Le parti récupère ce droit à compter de la date de régularisation de sa situation». Ce qui est fort peu motivant. Pour ce qui est de la démocratie interne, l’alternance aux postes de responsabilité et la promotion interne restent le dernier des soucis pour bien des formations politiques.
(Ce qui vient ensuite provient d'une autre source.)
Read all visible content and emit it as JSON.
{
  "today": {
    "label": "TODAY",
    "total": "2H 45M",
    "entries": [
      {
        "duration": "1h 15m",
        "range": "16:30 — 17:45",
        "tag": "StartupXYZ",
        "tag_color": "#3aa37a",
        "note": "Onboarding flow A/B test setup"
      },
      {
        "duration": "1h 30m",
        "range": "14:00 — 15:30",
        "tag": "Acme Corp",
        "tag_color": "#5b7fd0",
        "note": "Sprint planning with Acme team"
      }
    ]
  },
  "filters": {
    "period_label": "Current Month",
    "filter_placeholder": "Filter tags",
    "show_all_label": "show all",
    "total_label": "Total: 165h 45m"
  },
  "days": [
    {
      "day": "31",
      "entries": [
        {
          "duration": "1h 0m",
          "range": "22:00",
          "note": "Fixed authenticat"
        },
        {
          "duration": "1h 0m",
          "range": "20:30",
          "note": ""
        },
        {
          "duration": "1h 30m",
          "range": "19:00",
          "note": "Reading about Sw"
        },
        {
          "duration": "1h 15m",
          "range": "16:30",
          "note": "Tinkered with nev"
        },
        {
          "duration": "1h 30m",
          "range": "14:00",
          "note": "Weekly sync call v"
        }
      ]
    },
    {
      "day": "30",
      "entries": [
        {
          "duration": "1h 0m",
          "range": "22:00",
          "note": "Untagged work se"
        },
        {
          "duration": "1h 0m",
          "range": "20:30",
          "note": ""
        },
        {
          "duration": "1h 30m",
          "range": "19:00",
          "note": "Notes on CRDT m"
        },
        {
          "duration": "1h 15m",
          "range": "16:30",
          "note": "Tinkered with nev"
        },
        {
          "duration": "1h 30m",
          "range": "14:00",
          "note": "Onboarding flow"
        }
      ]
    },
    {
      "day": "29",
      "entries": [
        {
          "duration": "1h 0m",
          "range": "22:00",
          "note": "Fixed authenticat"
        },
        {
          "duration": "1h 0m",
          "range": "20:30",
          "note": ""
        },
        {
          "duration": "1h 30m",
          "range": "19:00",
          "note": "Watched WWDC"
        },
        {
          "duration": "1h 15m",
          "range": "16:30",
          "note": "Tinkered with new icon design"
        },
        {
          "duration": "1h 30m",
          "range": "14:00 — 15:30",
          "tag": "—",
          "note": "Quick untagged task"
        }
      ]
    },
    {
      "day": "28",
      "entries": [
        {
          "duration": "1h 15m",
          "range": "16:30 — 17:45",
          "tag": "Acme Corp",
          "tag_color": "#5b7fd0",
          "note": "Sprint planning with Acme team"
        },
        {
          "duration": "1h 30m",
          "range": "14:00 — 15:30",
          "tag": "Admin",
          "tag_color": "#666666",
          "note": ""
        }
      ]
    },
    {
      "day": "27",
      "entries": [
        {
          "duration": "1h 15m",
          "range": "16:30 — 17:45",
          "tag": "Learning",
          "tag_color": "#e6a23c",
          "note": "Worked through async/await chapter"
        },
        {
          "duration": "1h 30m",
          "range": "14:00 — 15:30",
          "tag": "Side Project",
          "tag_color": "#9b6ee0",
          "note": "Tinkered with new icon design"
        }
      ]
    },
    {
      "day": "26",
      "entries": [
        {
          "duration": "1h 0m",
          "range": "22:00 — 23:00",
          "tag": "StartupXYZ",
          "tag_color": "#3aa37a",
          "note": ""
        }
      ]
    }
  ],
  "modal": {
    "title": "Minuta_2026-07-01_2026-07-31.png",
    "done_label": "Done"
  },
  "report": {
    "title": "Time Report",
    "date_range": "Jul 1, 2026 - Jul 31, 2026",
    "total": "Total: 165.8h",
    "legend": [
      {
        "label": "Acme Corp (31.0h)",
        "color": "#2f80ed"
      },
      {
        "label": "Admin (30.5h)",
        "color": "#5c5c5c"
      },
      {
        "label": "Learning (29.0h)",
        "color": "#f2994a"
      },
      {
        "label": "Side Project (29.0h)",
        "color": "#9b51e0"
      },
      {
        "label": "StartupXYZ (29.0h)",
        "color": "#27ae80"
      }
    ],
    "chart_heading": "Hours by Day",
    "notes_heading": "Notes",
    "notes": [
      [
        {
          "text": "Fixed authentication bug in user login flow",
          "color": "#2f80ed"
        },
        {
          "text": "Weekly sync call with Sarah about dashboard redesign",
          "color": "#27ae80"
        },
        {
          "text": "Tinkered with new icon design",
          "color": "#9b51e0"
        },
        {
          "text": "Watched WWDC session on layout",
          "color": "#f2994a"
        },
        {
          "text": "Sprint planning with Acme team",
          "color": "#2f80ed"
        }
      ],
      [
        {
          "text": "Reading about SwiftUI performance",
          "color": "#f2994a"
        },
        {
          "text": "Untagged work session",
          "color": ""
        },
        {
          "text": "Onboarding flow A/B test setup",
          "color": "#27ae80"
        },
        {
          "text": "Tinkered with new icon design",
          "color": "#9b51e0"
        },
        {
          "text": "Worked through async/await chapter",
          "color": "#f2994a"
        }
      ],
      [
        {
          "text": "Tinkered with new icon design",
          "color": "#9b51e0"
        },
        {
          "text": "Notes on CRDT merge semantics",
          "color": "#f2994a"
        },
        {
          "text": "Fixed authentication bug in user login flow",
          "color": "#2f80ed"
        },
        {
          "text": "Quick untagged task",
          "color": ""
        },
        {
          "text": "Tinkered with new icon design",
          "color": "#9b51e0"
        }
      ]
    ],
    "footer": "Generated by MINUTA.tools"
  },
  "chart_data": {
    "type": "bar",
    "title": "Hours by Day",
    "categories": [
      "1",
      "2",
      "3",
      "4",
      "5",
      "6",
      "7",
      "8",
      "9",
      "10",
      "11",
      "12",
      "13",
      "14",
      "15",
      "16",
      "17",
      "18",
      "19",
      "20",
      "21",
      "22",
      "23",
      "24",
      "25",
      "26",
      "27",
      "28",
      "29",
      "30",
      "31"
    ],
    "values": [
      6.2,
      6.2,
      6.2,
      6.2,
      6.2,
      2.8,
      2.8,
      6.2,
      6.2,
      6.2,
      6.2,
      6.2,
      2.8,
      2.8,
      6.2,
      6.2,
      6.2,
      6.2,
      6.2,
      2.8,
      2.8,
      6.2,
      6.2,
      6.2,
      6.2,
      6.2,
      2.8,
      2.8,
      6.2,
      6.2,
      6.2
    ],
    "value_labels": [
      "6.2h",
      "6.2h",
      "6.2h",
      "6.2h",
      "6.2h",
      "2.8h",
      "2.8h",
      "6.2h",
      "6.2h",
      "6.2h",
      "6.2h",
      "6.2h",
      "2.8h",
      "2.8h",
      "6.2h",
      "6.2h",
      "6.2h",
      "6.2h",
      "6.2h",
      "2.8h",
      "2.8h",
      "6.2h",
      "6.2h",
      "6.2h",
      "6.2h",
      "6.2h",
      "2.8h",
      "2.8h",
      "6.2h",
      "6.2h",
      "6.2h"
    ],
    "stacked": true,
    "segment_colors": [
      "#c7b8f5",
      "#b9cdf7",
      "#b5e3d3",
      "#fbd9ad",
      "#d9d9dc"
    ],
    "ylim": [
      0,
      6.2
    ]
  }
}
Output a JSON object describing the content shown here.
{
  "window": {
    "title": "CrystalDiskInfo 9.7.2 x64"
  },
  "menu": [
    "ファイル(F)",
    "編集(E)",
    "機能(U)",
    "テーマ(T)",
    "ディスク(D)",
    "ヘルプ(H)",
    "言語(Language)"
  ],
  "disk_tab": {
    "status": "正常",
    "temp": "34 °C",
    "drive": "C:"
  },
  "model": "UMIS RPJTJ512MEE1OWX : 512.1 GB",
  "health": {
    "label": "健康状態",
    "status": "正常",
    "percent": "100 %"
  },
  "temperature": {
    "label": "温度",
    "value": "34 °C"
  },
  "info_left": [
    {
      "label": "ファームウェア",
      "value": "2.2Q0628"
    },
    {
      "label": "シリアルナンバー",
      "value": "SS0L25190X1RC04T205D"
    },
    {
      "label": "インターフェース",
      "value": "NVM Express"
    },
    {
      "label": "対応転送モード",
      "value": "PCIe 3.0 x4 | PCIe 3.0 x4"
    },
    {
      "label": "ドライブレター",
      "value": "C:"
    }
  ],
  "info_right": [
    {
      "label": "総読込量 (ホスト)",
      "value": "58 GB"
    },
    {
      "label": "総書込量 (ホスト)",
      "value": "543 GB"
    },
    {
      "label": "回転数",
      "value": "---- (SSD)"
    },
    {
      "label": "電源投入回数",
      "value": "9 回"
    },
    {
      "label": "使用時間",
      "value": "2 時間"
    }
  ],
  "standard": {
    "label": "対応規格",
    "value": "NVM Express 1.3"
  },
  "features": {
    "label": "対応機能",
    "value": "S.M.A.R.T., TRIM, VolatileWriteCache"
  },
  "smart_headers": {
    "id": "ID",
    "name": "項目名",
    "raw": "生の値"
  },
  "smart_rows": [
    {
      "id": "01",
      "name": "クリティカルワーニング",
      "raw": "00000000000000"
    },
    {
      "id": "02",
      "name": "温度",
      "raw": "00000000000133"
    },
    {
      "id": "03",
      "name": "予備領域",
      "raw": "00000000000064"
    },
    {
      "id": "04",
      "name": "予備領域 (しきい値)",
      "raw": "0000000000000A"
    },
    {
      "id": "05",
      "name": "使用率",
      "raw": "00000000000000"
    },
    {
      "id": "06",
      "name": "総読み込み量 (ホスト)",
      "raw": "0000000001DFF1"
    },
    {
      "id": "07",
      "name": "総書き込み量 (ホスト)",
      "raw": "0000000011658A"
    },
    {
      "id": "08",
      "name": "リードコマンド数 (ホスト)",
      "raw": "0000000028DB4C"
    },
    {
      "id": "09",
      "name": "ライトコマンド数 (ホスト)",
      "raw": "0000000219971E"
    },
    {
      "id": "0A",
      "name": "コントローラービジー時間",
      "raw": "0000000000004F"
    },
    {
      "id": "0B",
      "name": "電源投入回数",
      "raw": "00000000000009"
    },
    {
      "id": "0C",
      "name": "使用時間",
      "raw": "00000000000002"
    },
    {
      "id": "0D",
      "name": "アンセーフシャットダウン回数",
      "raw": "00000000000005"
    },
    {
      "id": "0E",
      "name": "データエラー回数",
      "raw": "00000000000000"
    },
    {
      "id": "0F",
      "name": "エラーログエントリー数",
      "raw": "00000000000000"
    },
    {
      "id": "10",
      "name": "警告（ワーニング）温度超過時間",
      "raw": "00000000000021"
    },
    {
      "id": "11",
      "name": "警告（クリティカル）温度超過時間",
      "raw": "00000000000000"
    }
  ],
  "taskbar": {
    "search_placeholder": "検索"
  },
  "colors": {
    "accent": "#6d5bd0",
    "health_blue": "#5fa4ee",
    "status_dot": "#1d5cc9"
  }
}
Ayant tenu son congrès il y a à peine quelques mois, l’UC n’est pas concerné par cette conjoncture. Le souci de sa nouvelle direction et de restructurer le parti et gagner quelques circonscriptions électorales de plus. Le PPS n’est pas, non plus, concerné puisque son congrès se tient bien après les futures élections législatives. N’empêche que le parti s’apprête bel et bien à tenir un congrès extraordinaire, le 13 février. Les préparatifs vont bon train pour ce rendez-vous d’une journée dont le but principal est d’harmoniser les statuts du parti avec la nouvelle réalité du pays. En d’autres termes, il s’agit d’«adapter nos statuts au nouveau découpage régional et à la régionalisation avancée», explique-t-on auprès de la direction du parti. Au fond, il est question de donner au parti de nouveaux outils organisationnels à même de lui «apporter les aménagements nécessaires à son offensive». Laquelle offensive est en train de se préparer il y a quelques semaines et devrait être opérationnelle avant les prochaines élections. Il est ainsi question de restructurer ses antennes locales et de remettre à niveau ses équipes tout en lançant une campagne nationale de recrutement sans précédent pour recruter des adhérents. L’USFP se trouve dans une situation proche. Son 9e congrès s’est tenu du 14 au 16 décembre 2012, le problème ne se pose donc pas puisque le congrès n’a lieu qu’en fin 2016 et donc après les élections. Entre-temps l’actuelle direction aura tout le loisir de gérer les alliances du parti et surtout la très épineuse et néanmoins polémique question des accréditations. Cela alors que près de la moitié des députés sortants devraient certainement «signer» avec la nouvelle étiquette politique, le Parti de l’alternative démocratique (PAD). Le nouveau parti a reçu le feu vert du ministère de l’intérieur le 24 juillet 2015. Son congrès constitutif est finalement prévu pour les 10 et 11 janvier 2016. En attendant, ses membres, dont une partie des 39 membres du groupe parlementaire de l’USFP, se sont présentés en tant que candidats indépendants aux dernières élections locales et régionales.